Pedaço da Vila: Como você começou sua carreira musical?
Osmar Barutti: A minha carreira como músico profissional começou cedo, aos 14 anos, na cidade de São Caetano, onde eu morava. Eu estudei no conservatório Heitor Villa Lobos e comecei a me apresentar em festas, bares e hotéis. O meu primeiro emprego formal foi no Hotel e Restaurante Peter, na década de 1970. Trabalhei nele por dois anos, todos os dias. Logo em seguida continuei meus estudos, agora na escola Magda Tagliaferro, em São Paulo, que hoje é uma fundação. A Magda foi uma pianista brasileira que teve uma linda carreira na música e se apresentou nas principais salas de concertos do país e do exterior. Ela morava na França e todo ano vinha ao Brasil para dar aula aos alunos de suas assistentes. Eu fiquei nessa escola por sete anos. Logo em seguida eu ganhei uma bolsa de estudo na Berklee College of Music, em Boston, e me mudei para lá. Foram dois anos estudando e me apresentando na noite.
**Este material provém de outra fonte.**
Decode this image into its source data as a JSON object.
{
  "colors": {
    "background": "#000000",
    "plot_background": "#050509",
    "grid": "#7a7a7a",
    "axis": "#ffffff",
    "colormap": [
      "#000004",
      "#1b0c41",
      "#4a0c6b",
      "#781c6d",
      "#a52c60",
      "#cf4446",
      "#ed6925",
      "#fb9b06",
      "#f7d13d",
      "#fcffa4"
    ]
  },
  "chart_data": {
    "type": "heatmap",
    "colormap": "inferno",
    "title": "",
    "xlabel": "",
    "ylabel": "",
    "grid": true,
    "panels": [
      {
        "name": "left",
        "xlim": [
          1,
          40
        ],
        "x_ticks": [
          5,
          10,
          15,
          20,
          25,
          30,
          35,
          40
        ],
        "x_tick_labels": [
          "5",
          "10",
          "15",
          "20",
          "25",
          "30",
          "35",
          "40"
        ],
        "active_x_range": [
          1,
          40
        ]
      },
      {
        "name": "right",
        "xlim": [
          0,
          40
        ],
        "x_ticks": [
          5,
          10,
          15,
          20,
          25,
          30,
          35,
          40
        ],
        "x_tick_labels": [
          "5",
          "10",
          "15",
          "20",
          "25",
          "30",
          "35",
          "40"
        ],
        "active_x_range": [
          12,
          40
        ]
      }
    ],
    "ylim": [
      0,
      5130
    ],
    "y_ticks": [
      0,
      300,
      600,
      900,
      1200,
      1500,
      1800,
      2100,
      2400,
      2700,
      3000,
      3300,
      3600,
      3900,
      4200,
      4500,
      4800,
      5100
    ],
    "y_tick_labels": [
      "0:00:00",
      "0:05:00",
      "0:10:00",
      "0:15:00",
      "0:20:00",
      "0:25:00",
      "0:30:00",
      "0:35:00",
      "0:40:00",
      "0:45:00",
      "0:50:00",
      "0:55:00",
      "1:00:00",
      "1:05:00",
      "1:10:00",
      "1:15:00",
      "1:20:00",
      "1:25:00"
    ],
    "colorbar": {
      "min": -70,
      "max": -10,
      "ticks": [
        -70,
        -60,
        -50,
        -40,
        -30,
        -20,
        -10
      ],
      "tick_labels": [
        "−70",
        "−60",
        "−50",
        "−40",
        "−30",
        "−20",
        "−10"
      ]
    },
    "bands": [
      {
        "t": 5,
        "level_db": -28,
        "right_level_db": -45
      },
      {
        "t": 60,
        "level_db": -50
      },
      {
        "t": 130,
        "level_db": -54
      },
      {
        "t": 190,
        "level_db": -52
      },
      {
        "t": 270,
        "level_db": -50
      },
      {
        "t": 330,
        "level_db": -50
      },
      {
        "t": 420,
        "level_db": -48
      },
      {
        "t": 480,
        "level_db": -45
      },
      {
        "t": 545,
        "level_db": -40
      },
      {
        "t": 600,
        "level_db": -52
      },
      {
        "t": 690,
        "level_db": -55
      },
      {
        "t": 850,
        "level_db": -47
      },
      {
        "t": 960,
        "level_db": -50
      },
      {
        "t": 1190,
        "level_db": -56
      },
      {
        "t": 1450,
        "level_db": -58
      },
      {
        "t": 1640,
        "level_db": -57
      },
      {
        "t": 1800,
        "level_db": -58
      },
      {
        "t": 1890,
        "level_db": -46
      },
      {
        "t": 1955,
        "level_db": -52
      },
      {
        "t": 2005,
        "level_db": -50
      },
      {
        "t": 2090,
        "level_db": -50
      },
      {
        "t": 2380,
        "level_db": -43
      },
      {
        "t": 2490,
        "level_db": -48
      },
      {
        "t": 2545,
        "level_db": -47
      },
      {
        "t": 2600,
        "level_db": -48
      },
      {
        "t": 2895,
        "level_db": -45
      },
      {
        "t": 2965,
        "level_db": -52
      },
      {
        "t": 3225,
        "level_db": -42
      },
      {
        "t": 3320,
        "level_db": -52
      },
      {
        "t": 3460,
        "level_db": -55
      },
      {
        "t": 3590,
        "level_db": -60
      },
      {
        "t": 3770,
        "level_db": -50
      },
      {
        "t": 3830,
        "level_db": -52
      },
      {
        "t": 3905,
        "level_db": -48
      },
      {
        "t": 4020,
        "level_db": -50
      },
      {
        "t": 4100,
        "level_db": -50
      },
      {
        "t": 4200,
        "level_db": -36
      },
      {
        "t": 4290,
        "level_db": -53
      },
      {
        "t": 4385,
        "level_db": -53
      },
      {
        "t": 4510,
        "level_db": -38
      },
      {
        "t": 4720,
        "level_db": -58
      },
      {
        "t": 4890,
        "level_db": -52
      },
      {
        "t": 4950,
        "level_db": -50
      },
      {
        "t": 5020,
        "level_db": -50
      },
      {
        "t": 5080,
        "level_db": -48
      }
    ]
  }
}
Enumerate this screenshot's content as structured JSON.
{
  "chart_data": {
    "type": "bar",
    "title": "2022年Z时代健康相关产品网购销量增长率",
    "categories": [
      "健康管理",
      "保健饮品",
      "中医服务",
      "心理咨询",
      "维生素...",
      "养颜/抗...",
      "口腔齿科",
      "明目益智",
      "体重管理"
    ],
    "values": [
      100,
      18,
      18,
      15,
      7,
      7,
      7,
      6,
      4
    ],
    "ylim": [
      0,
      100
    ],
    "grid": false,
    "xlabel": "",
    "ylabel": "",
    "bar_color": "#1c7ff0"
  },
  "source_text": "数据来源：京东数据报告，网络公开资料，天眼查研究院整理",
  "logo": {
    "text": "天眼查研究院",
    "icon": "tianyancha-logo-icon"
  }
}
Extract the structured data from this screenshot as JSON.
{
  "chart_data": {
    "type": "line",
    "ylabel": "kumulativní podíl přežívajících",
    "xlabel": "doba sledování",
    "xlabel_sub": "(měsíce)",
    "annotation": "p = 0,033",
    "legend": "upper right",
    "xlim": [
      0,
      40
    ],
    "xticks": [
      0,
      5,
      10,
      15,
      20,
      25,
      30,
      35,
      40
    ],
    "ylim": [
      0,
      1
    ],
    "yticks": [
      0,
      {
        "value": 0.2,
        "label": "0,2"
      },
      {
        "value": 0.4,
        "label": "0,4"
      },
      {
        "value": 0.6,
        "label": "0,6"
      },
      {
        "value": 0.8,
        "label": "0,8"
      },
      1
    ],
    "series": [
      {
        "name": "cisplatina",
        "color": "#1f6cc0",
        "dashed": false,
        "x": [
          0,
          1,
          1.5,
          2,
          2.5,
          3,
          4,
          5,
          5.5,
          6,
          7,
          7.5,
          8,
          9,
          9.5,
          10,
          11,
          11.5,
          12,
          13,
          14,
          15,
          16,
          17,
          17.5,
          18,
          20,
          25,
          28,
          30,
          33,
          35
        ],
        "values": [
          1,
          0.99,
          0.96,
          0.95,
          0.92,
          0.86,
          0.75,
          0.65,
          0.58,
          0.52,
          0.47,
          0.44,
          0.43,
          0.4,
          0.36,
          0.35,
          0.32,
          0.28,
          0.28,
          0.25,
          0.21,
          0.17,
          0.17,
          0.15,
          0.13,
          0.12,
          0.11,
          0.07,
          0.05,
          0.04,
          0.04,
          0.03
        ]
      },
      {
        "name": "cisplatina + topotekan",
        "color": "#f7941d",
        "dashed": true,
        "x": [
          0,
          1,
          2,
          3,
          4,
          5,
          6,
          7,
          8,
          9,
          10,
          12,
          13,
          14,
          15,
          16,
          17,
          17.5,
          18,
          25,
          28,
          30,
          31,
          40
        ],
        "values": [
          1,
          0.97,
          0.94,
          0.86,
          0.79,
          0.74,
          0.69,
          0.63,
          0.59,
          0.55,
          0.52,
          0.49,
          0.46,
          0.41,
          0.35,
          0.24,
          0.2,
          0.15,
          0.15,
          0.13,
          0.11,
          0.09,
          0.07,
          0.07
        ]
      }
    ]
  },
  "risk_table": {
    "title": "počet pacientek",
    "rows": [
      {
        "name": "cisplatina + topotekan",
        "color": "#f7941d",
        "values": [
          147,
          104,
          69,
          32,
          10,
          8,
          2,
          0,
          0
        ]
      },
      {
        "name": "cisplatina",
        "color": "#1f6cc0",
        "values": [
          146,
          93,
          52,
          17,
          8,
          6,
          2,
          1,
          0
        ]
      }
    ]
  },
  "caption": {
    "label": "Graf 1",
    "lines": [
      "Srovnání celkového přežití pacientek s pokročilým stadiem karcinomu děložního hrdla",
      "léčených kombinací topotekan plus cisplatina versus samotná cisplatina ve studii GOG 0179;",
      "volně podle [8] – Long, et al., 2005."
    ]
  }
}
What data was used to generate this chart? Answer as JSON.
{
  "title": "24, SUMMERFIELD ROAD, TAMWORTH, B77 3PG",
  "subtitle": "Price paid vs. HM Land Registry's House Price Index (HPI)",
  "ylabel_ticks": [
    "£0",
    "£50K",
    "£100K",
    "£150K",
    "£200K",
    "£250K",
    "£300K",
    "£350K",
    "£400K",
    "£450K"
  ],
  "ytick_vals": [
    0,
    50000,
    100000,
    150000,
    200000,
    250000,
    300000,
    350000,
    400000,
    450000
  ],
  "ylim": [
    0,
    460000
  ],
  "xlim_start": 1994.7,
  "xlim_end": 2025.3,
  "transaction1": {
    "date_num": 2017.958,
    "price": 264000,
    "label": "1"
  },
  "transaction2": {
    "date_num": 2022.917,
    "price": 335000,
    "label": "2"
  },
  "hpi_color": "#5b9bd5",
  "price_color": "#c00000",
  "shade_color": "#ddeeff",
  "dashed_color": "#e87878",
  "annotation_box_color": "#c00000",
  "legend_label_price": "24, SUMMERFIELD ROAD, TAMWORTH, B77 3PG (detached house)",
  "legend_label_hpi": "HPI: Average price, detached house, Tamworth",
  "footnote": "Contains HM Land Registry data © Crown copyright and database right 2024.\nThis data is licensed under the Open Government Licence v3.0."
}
Pedaço da Vila: E como foi ao retornar ao Brasil?
Osmar Barutti: Assim que cheguei comecei a me apresentar em muitas casas de sucesso na época, como a boate Galery. Foi um momento da minha carreira que toquei ao lado de muitos artistas talentosos. Além disso, também voltei a fazer algo que eu sempre gostei, a lecionar. Dava aulas durante o dia e me apresentava na noite. Aqui em São Paulo eu lecionei na Universidade Livre de Música, que era uma escola do estado. Em seguida comecei a participar de alguns programas do SBT, como o do Silvio Santos e do Gugu. Então eu fui convidado a integrar o quinteto do Programa do Jô. Fiquei no SBT durante nove anos e mudei junto com o programa para a TV Globo. Após 25 anos na TV, o programa chega ao fim neste ano.
Pedaço da Vila: Ao longo desse tempo de convivência no programa, o que mais lhe marcou?
Osmar Barutti: O programa sempre teve uma essência muito proveitosa para quem o fazia, para quem participava e para o público. Sempre saímos ganhando alguma coisa, uma ideia, uma nova visão de mundo. Isso foi possível porque o programa não era somente para entreter. Por ele passaram muitas personalidades de diferentes áreas, cientistas, atores, escritores, políticos… Na parte musical, toda semana tocávamos junto com algum convidado, artistas de diferentes estilos. Tive a oportunidade de tocar com Emilio Santiago, Roberto Carlos, Tony Bennett, Ray Conniff, entre tantos outros.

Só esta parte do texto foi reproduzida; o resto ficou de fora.